For Young People

If you are young and starting off, get a job that you enjoy and do your best at that job – you owe that to your employer.  It is not just that they owe you a paycheck.  You owe them your best effort to earn your pay.

Learn about investing.  Learn from as many people as you can at first.  Just don’t buy those super expensive programs or courses.  Lots of them start off with a lot of bull and hype and tell you how easy it is to be a millionaire in a few short months.  Not true.  You must commit to working hard at it.  Learn hard first. Save instead of spend because you will need some money to start.

Rent cheap and save expansively. Your very first real estate purchase should be an investment property, not your home – especially if you live in Hawaii.  Once you get your first investment property, enjoy the positive cash flow, even if it is just $100.

If you feel you must buy a home first (we seem to be programed this way), buy a duplex and rent out one side.  Burdening yourself with a high monthly mortgage that eats up your paycheck will leave you without any discretionary income.  Having discretionary income will allow you more options such as savings and investments.

Be careful about investing in the stock market to get rich fast.  Some people actually do, but they are the very very tiny minority.  You are not smart enough to know what the market is going to do.  NObody is smart enough, unless they are evil market manipulators who don’t care about you.  Invest a bit if you must, but study and learn the market first, then get good tools to help you.

Start building a relationship with a banker, smaller banks are more flexible than the big banks in town.  Use bank money as much as you can – Rich Dad calls that leverage – using other people’s money.

Because Hawaii is so expensive, look at markets on the Mainland – in this current economic times, you can get a nice 3 bedroom 2 bath house for under $80,000 fee simple that will rent for $900 easy.  If your credit is good, you can put 20% down ($16,000) and finance the rest.  Your cash flow will be less because you will have a monthly mortgage of about $400 that way, but you are only putting down $16,000.  Less cash flow, but you can purchase more properties.  Keep going, keep buying, keep the cash flow coming in.  If you can be disciplined and focused, you will build up a portfolio of rental properties and have serious positive rental income.  At this point, you will be able to purchase your own home with the rental incomes paying your home mortgage.

That will be a beautiful day!

Imagine, if you are in your 20’s, by the time you are 40 years old, you could be a landlord or landlady overseeing 10 or more of your own properties!  This is very very possible on a rather slow pace of buying one property every 2 years.  You may surprise yourself and as your knowledge and income increase, you will probably find yourself buying 2 or more properties every year!

Time is on your side.  Imagine if Aunty had started investing in cash flow real estate 40 years ago.  I could be teaching Robert Kiyosaki a thing or two!
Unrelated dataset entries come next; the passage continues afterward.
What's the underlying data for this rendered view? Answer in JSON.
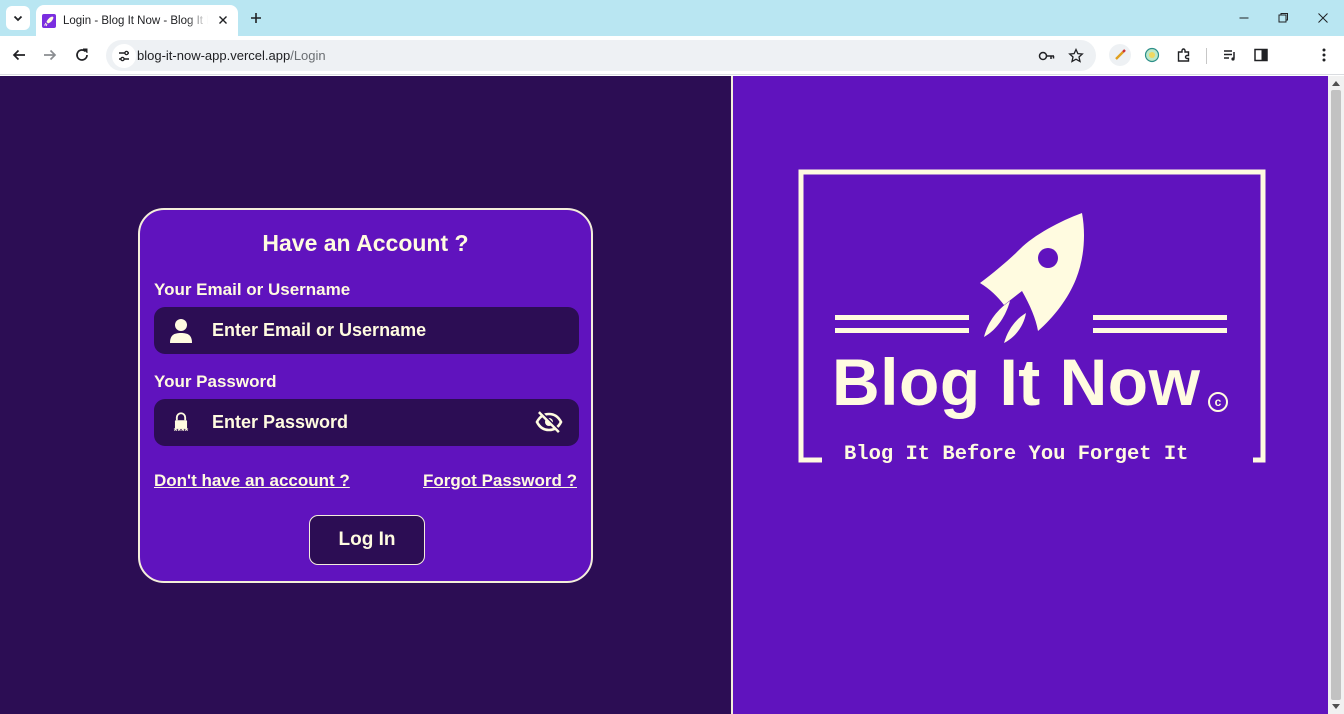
{
  "browser": {
    "tab_title": "Login - Blog It Now - Blog It Before You Forget It",
    "url_host": "blog-it-now-app.vercel.app",
    "url_path": "/Login"
  },
  "login_form": {
    "heading": "Have an Account ?",
    "email_label": "Your Email or Username",
    "email_placeholder": "Enter Email or Username",
    "email_value": "",
    "password_label": "Your Password",
    "password_placeholder": "Enter Password",
    "password_value": "",
    "signup_link": "Don't have an account ?",
    "forgot_link": "Forgot Password ?",
    "login_button": "Log In"
  },
  "brand": {
    "name": "Blog It Now",
    "tagline": "Blog It Before You Forget It",
    "copyright_symbol": "c"
  },
  "colors": {
    "dark_purple": "#2c0d54",
    "purple": "#6013be",
    "cream": "#fffbe0",
    "tab_bar": "#b9e6f2"
  },
  "icons": [
    "chevron-down-icon",
    "rocket-favicon",
    "close-icon",
    "plus-icon",
    "minimize-icon",
    "restore-icon",
    "back-arrow-icon",
    "forward-arrow-icon",
    "reload-icon",
    "site-settings-icon",
    "key-icon",
    "star-icon",
    "extension-icon",
    "puzzle-icon",
    "media-icon",
    "sidepanel-icon",
    "kebab-menu-icon",
    "user-icon",
    "lock-icon",
    "eye-slash-icon",
    "rocket-logo"
  ]
}
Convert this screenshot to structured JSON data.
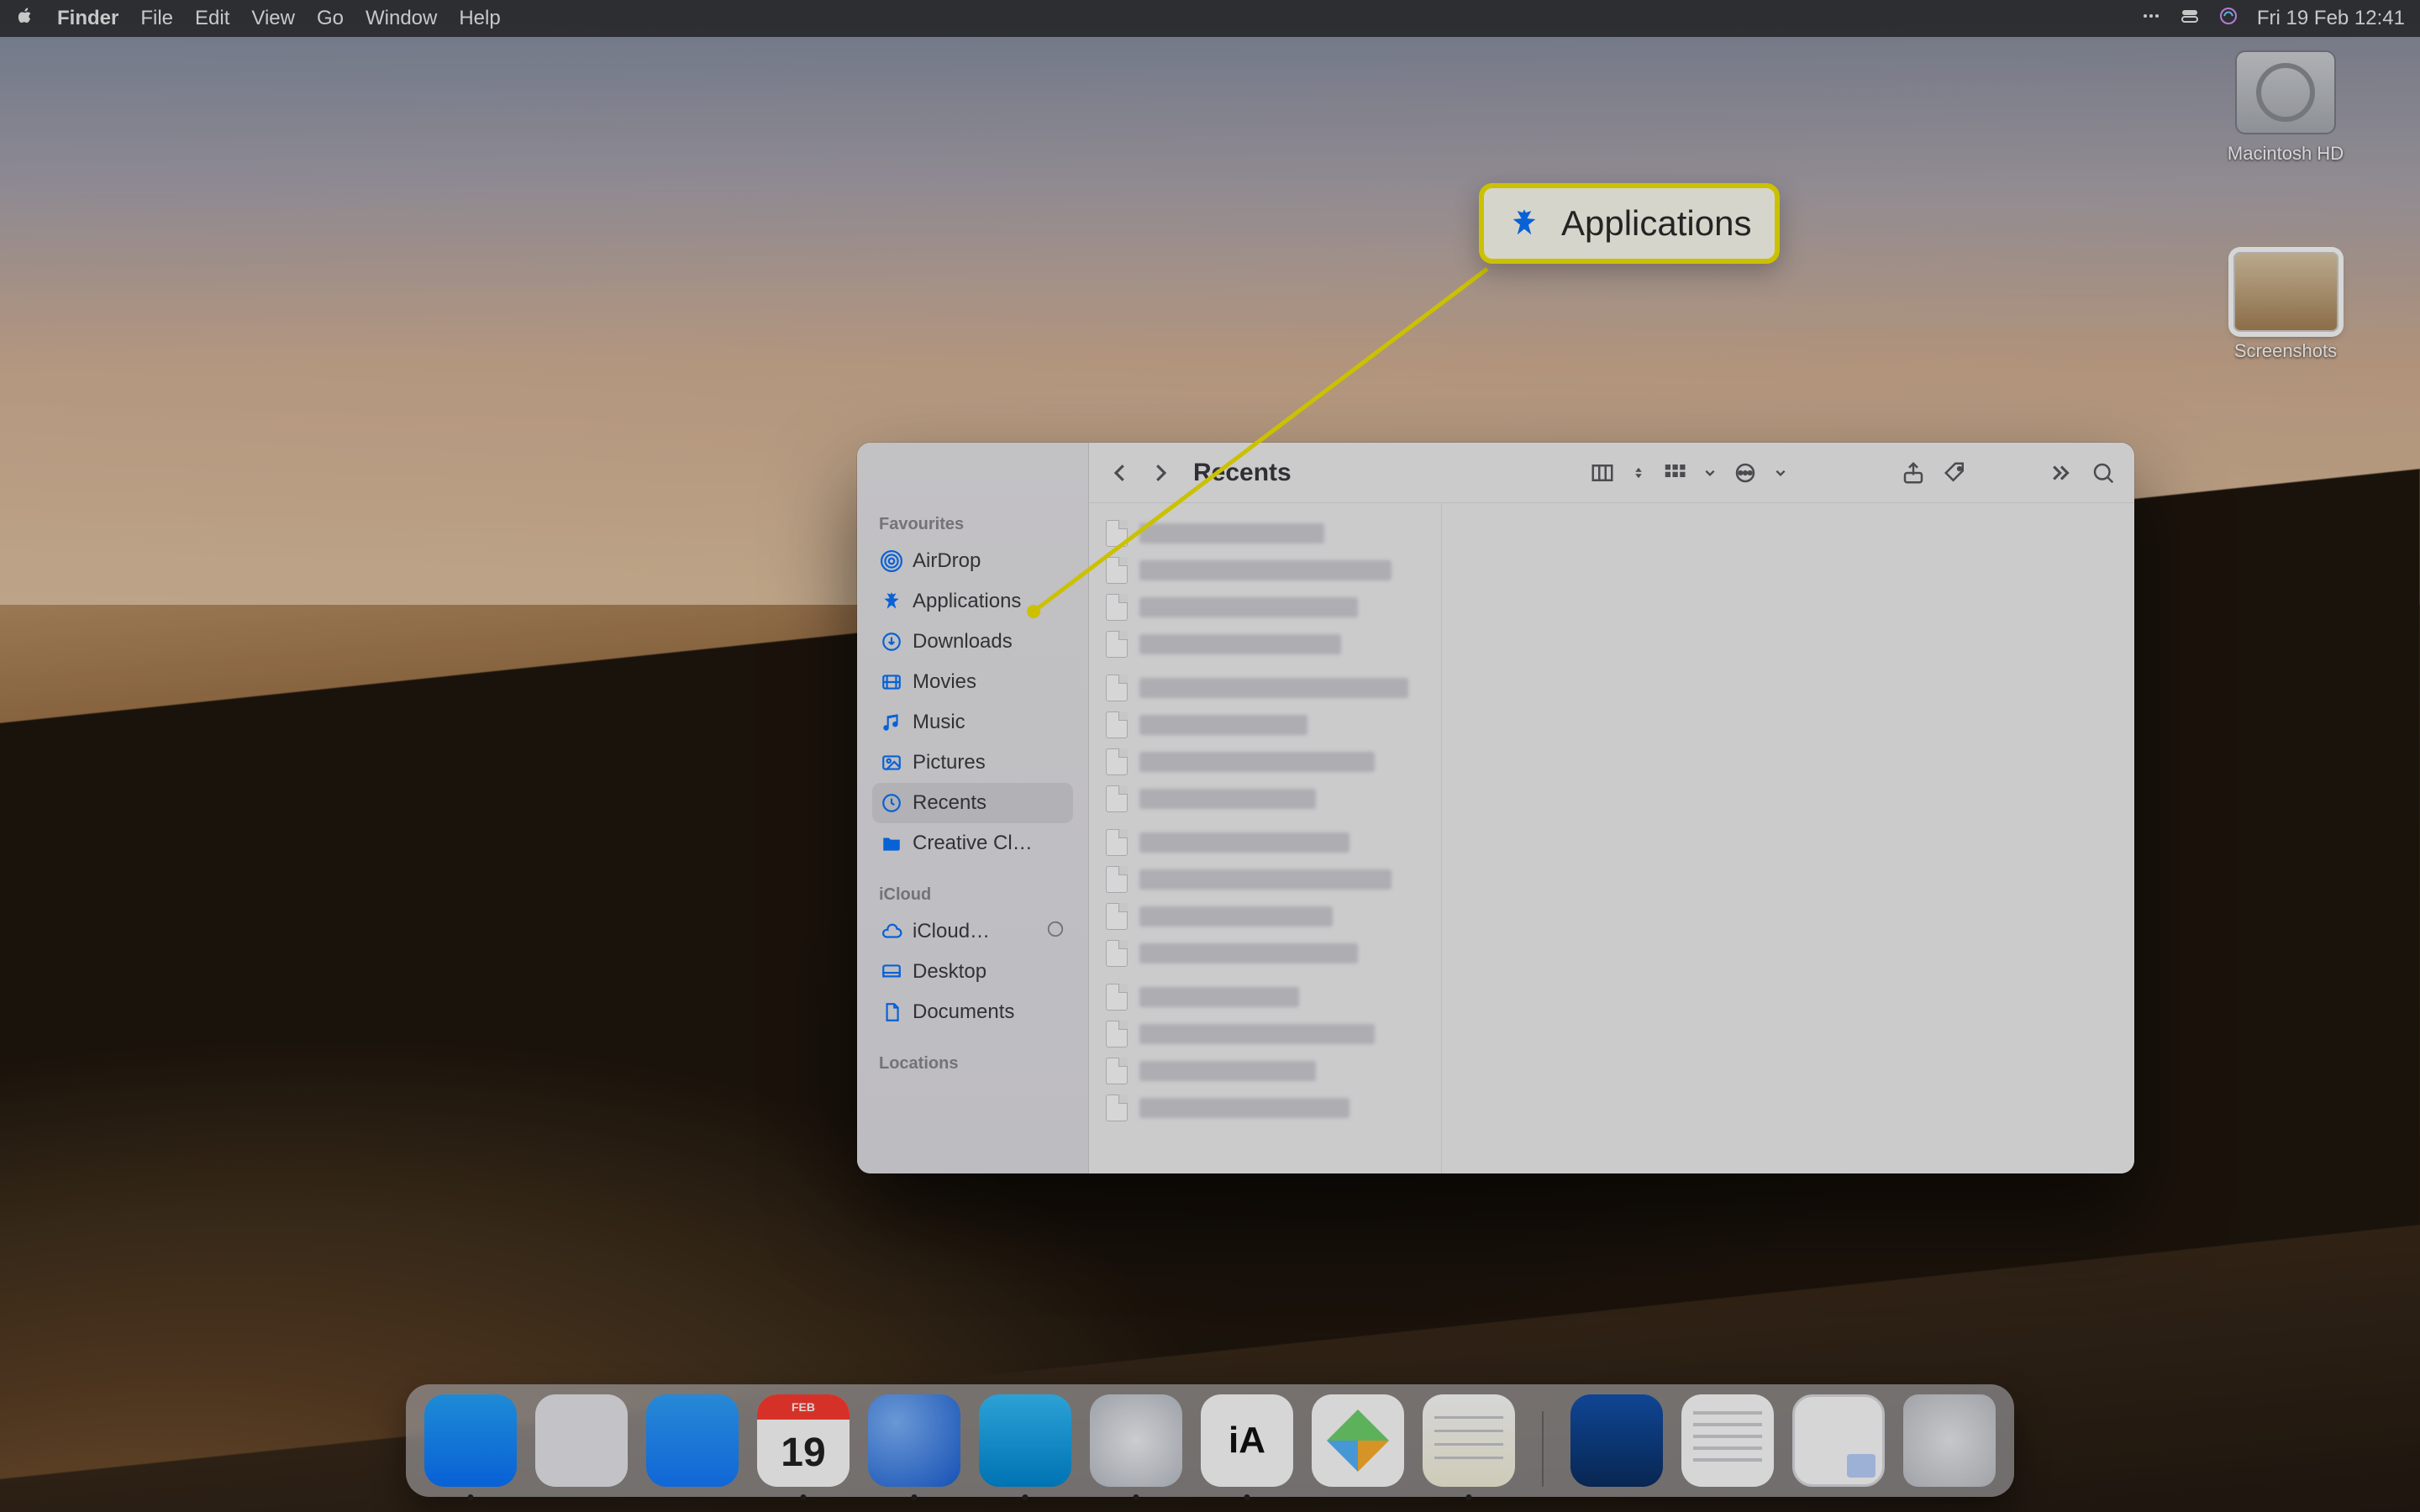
{
  "menubar": {
    "app": "Finder",
    "menus": [
      "File",
      "Edit",
      "View",
      "Go",
      "Window",
      "Help"
    ],
    "datetime": "Fri 19 Feb  12:41"
  },
  "desktop_icons": {
    "hdd": "Macintosh HD",
    "screenshots": "Screenshots"
  },
  "callout": {
    "label": "Applications"
  },
  "finder": {
    "title": "Recents",
    "sidebar": {
      "sections": {
        "favourites": "Favourites",
        "icloud": "iCloud",
        "locations": "Locations"
      },
      "favourites": [
        {
          "icon": "airdrop-icon",
          "label": "AirDrop"
        },
        {
          "icon": "appstore-icon",
          "label": "Applications"
        },
        {
          "icon": "download-icon",
          "label": "Downloads"
        },
        {
          "icon": "movies-icon",
          "label": "Movies"
        },
        {
          "icon": "music-icon",
          "label": "Music"
        },
        {
          "icon": "pictures-icon",
          "label": "Pictures"
        },
        {
          "icon": "recents-icon",
          "label": "Recents"
        },
        {
          "icon": "folder-icon",
          "label": "Creative Cl…"
        }
      ],
      "icloud": [
        {
          "icon": "icloud-icon",
          "label": "iCloud…",
          "trailing": "progress"
        },
        {
          "icon": "desktop-icon",
          "label": "Desktop"
        },
        {
          "icon": "document-icon",
          "label": "Documents"
        }
      ]
    },
    "file_count": 16
  },
  "dock": {
    "apps": [
      {
        "name": "finder",
        "running": true
      },
      {
        "name": "launchpad",
        "running": false
      },
      {
        "name": "appstore",
        "running": false
      },
      {
        "name": "calendar",
        "running": true,
        "month": "FEB",
        "day": "19"
      },
      {
        "name": "thunderbird",
        "running": true
      },
      {
        "name": "tweetbot",
        "running": true
      },
      {
        "name": "safari",
        "running": true
      },
      {
        "name": "iawriter",
        "running": true,
        "badge": "iA"
      },
      {
        "name": "kodi",
        "running": false
      },
      {
        "name": "textedit",
        "running": true
      }
    ],
    "stacks": [
      {
        "name": "stack-screenshots"
      },
      {
        "name": "stack-textfiles"
      },
      {
        "name": "stack-documents"
      }
    ],
    "trash": "Trash"
  }
}
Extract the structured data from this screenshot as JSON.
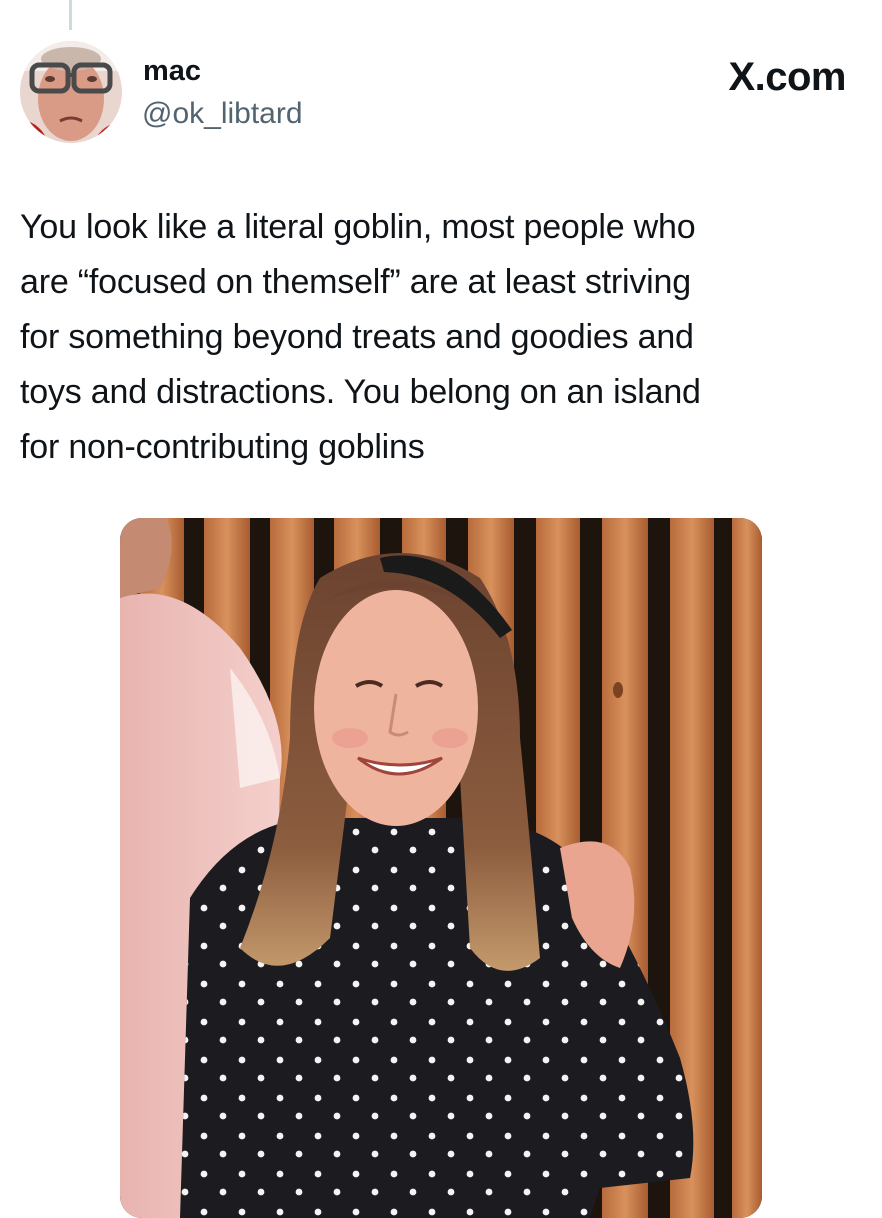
{
  "tweet": {
    "author": {
      "display_name": "mac",
      "handle": "@ok_libtard"
    },
    "brand": "X.com",
    "text_lines": [
      "You look like a literal goblin, most people who",
      "are “focused on themself” are at least striving",
      "for something beyond treats and goodies and",
      "toys and distractions. You belong on an island",
      "for non-contributing goblins"
    ]
  }
}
Not only is time on your side, right NOW is a fantastic buying opportunity for anyone with a depressed real estate market with bargains and more bargains, and the lowest mortgage interest rates that I have ever seen.

No money?  Make money.  Here is a page on some simple rules to live by – and one day you will look back and be glad you paid attention.

3 thoughts on “For Young People

  1. Still a great post. Thank you. Reading it in 2017. Came across your blog from trying to find out info about buying a unit in the Ala Moana Hotel.